Mr. Biden also further condemned the “replacement theory,” which falsely holds that non-White people are infiltrating the U.S. to wipe out White people and diminish their political influence.

The president offered no further remarks on Sunday’s shooting at an Orange County Presbyterian church.

According to law-enforcement officials, David Chou, a naturalized U.S. citizen, opened fire on congregants from the Irvine Taiwanese Presbyterian Church in Laguna Woods.

Officials say Mr. Chou, who was born in China, was motivated by anti-Taiwan animus. Authorities are investigating the shooting, which occurred just one day after the Buffalo massacre, as a politically motivated hate crime.

Before opening fire about 50 parishioners ranging in ages 66 to 92, Mr. Chou locked the church doors with chains and attempted to super glue the locks, according to prosecutors.

One person, Dr. John Cheng, 52, was killed in the attack. Witnesses have told authorities he charged Mr. Chou and attempted to disarm him.

Police confiscated two handguns from the scene and later found four Molotov cocktail-like incendiary devices inside the church.”

Orange County Sheriff Don Barnes said at a press conference Monday that based on information gathered so far, the Sunday attack was “a politically motivated hate incident, a grievance that this individual had between himself and the Taiwanese community at large.”

China claims Taiwan as a part of its national territory and has not ruled out using force to bring the island under its rule.

FBI Los Angeles assistant director in charge Kristi Johnson said the bureau has opened a federal hate crimes investigation, citing “evidence that the individual was motivated by some type of hate,” and that any federal charges would come in addition to local charges.

Mr. Biden has made the shooting in Buffalo a key focus, prioritizing his trip to the city to meet with grieving families before he travels to Japan and Korea later this week.

The White House has declined to specifically call out Republicans or any specific individuals for spreading the theory or other White supremacist propaganda.

“This is not about politics,” White House press secretary Karine Jean-Pierre said Monday. “This is about people’s lives.

“It’s about making sure that we’re doing everything we can [to] uproot this evil that we’re seeing. That’s what the president is going to continue to do,” she said.

In his remarks in Buffalo, Mr. Biden cut closer to the bone.

“White supremacy is a poison … running through our body politic,” he said. “It’s been allowed to fester and grow right in front of our eyes.

“We have to refuse to live in a country where fear and lies are packaged for power and for profit,” he said.

Democrats and some Republicans in Congress have been less veiled in their remarks blaming members of the GOP and conservative media outlets for spreading the ideology that they say led to the shooting.

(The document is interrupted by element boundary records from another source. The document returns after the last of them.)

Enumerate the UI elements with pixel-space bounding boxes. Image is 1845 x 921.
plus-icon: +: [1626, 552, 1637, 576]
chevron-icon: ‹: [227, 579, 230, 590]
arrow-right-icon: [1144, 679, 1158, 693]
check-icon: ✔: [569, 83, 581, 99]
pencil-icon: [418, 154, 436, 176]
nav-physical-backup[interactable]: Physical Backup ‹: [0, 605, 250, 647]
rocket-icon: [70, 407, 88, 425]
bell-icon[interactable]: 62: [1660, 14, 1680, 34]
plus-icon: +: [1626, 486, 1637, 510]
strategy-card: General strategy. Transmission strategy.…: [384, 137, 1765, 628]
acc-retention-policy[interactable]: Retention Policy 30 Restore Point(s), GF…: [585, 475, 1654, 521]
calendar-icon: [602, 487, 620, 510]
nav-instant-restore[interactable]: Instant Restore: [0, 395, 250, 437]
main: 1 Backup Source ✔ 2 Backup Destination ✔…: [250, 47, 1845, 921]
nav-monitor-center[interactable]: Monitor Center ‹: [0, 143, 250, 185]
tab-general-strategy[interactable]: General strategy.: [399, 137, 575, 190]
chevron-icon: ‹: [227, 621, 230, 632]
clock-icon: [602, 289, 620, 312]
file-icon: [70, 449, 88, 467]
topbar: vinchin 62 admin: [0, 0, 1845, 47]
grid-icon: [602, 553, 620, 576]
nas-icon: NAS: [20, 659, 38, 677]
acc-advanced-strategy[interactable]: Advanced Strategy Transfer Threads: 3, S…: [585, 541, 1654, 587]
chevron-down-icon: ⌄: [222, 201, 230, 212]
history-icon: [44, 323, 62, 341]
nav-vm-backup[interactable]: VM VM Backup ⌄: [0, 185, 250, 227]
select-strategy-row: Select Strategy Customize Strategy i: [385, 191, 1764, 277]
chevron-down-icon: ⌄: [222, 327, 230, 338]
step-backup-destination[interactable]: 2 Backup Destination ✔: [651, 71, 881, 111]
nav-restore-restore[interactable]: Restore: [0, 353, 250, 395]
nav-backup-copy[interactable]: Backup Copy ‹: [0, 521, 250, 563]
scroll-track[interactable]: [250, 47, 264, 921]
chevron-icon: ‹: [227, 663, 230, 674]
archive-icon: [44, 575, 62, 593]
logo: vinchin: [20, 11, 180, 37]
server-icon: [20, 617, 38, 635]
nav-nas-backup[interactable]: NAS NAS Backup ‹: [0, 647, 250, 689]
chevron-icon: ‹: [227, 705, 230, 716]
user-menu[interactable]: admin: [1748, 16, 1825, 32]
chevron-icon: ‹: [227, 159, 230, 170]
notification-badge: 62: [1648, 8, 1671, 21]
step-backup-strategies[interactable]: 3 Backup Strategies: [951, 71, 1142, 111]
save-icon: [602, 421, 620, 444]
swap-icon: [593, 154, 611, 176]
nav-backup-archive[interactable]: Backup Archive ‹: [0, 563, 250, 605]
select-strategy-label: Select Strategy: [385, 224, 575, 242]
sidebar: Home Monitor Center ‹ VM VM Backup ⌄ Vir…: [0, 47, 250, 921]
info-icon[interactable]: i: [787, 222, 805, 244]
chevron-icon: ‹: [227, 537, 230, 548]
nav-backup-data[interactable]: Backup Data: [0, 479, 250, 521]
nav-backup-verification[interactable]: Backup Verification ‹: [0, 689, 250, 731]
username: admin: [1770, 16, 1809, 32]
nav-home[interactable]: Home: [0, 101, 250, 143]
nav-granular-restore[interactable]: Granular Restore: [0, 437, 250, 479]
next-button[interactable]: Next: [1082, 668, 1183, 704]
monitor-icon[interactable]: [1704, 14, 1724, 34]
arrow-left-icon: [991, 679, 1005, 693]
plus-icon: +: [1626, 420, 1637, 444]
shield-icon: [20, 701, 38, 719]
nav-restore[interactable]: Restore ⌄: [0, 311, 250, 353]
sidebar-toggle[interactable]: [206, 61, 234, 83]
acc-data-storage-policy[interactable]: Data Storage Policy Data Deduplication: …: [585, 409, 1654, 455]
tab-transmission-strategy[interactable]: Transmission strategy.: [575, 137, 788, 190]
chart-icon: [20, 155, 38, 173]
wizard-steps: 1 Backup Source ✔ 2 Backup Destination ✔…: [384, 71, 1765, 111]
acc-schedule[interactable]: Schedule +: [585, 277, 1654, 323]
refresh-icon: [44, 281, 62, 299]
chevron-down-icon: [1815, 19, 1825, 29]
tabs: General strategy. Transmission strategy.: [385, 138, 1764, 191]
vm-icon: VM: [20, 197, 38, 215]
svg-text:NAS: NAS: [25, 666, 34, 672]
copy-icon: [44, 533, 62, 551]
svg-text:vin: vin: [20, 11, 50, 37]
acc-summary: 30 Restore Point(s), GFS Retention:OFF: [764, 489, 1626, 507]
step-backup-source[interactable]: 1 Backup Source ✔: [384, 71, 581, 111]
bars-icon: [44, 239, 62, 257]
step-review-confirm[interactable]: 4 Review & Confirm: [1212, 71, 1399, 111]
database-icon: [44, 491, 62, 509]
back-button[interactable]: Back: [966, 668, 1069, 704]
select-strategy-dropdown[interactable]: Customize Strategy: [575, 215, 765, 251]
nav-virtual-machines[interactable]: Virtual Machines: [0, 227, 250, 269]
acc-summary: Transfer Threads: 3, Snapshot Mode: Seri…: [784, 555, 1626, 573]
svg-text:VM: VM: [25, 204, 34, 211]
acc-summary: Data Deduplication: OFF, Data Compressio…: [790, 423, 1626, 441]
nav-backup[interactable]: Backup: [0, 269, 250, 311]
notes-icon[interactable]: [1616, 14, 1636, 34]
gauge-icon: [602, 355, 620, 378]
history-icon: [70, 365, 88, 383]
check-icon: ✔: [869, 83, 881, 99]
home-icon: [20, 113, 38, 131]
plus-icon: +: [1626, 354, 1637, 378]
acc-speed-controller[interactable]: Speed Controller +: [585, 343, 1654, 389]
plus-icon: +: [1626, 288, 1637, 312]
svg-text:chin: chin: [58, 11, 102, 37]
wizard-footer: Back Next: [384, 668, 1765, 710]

“House GOP leadership has enabled White nationalism, White supremacy and antisemitism,” tweeted Rep. Liz Cheney, a Wyoming Republican who was ousted from her leadership position after feuds over former President Donald Trump.

“History has taught us that what begins with words ends in far worse. GOP leaders must renounce and reject these views and those who hold them,” she said.

Senate Majority Leader Charles E. Schumer, Sen. Kirsten E. Gillibrand and Rep. Brian Higgins, all Democrats from New York, traveled with the president to Buffalo.

In response to the shooting, Mr. Biden said the U.S. should take steps to “keep weapons off our streets” and “prevent people from being radicalized to violence” online.

“The American experiment and democracy is in danger like it hasn’t been in my lifetime,” he said. “Hate and fear are being given too much oxygen by those who pretend to love America.”